Frommhold ist Lungenärztin und hilft den Patienten, vor allem die primären Schäden aus dem akuten Infektionsverlauf zu überwinden. Dabei haben nicht nur die Patienten, die beatmet wurden, schwere gesundheitliche Folgeschäden.  

Jördis Frommhold / Chefärztin  

Ich glaube, alle unsere Patienten würden nicht sagen, ich bin zur Kur, sondern ich kämpfe mich hier gerade zurück ins Leben. Und genau so muss man das auch sehen. Das ist gerade das Problem, dass viele unserer Covid-Patienten vermeintlich gesund aussehen, aber es nicht sind.“ 

Mit den stetig steigenden Corona-Zahlen wird es wohl künftig noch mehr Patienten geben, die selbst Monate nach der akuten Erkrankung noch mit Beschwerden zu kämpfen haben. Die Forschung zu dem Phänomen steht noch ganz am Anfang. 

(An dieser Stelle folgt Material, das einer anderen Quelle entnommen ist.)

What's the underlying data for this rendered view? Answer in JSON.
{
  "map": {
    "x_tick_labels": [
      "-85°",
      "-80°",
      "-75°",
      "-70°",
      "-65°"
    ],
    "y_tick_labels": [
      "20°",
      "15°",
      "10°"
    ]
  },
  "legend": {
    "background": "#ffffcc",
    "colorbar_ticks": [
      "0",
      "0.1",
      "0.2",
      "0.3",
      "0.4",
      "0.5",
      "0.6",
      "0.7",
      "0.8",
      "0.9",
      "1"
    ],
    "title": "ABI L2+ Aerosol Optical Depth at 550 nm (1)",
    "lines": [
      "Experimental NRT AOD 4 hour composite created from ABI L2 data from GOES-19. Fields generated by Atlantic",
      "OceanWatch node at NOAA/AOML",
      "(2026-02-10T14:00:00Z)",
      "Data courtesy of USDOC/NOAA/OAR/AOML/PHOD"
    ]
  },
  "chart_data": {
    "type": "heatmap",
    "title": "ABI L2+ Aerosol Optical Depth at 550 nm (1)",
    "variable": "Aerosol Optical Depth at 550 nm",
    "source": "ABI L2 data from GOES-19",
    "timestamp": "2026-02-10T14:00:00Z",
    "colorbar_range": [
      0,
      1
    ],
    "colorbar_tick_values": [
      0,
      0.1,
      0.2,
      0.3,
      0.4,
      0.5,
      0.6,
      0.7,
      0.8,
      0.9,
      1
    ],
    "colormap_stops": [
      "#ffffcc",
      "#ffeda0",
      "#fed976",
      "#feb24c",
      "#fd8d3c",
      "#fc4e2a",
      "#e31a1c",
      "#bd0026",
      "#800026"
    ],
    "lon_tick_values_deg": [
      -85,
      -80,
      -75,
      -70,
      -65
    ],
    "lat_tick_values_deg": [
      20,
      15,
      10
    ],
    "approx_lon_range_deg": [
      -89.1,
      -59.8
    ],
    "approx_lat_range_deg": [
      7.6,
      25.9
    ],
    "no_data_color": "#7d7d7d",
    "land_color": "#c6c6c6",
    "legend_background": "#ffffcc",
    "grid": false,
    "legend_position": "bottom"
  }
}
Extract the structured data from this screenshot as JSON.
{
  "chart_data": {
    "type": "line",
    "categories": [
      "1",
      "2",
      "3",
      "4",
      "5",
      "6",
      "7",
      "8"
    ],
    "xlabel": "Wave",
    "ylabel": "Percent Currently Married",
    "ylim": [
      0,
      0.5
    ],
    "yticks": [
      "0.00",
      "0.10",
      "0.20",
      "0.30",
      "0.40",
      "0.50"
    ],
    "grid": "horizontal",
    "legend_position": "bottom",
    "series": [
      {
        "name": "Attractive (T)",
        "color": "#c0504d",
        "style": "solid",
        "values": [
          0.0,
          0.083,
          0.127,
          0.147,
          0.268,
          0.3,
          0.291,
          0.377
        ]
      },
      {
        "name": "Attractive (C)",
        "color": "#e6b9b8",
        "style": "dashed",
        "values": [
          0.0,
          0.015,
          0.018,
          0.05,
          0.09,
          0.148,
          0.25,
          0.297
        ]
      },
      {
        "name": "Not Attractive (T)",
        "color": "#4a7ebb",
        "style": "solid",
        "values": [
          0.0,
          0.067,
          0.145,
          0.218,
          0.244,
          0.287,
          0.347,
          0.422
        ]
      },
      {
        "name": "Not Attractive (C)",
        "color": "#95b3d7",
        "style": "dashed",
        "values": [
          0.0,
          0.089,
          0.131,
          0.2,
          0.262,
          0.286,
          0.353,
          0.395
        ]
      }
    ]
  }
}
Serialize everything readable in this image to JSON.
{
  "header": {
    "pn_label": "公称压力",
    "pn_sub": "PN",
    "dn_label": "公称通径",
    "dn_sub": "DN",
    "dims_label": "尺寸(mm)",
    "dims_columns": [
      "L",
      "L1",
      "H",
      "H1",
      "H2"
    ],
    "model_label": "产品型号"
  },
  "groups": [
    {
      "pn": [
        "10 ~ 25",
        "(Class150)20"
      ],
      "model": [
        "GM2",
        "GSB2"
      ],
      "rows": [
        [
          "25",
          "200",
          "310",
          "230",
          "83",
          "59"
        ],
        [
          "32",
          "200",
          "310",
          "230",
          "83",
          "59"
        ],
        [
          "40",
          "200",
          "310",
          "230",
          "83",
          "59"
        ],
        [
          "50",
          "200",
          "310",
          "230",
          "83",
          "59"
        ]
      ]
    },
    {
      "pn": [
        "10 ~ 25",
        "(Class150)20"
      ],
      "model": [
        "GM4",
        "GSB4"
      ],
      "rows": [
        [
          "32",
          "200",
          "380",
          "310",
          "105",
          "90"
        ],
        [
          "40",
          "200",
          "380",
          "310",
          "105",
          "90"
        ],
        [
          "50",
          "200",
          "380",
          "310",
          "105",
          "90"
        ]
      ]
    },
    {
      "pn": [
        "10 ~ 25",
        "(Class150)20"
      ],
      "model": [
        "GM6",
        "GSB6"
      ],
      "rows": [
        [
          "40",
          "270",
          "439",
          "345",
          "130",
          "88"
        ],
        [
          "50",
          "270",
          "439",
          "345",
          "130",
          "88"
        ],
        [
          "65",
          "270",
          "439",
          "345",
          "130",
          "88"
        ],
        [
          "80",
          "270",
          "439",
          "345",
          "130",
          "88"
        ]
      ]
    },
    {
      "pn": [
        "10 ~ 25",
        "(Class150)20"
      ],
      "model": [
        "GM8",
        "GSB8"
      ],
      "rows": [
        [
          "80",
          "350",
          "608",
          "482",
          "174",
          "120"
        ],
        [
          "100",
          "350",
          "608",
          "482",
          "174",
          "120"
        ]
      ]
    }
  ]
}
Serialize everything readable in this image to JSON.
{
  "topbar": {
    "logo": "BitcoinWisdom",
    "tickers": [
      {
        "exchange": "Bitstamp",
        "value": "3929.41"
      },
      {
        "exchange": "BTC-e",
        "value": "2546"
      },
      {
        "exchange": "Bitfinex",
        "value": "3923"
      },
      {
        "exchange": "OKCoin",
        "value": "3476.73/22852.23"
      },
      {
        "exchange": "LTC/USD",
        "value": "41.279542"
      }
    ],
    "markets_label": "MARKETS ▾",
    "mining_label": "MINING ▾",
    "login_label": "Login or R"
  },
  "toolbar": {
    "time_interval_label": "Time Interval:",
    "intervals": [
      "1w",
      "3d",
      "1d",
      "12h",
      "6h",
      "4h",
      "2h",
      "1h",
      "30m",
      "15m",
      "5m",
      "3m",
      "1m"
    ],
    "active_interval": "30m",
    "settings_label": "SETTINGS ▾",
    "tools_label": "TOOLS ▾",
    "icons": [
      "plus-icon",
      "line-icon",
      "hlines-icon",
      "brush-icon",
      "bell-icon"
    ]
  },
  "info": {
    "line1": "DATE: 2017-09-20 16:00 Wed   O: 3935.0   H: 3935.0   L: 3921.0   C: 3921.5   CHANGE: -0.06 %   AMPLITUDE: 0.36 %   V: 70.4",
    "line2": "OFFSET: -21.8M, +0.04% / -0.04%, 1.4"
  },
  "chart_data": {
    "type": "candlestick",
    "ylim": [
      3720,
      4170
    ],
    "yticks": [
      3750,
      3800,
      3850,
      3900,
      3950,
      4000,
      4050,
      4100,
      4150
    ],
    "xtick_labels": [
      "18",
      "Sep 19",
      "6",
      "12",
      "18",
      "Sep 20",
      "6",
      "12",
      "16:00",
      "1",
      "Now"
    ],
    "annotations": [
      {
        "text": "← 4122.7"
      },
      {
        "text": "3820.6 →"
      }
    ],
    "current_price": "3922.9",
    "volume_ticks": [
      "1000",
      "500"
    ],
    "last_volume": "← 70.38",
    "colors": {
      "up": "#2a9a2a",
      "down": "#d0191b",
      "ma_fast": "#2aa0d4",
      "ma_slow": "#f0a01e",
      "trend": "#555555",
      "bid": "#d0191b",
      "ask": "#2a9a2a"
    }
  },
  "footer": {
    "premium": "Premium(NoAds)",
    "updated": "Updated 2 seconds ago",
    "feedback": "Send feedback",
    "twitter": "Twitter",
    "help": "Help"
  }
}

Thomas Thielen / Corona-Patient 

Die Krankheit ist tückisch, weil sie vielleicht auch viele Sachen verursacht, auch vielleicht bei den Jüngeren, die man jetzt vielleicht noch gar nicht so wahrnimmt, die jetzt gerade noch nicht akut sind. Deshalb finde ich schon, dass die jungen Leute da schon aufpassen sollten. Man muss ja nicht auf alles verzichten. Aber es ist so einfach, mein Gott: Abstand halten, Maske an.“  

Thomas Thielen ist jedenfalls davon überzeugt: Hätte es schon im März eine Maskenpflicht gegeben, wäre er jetzt vielleicht völlig gesund.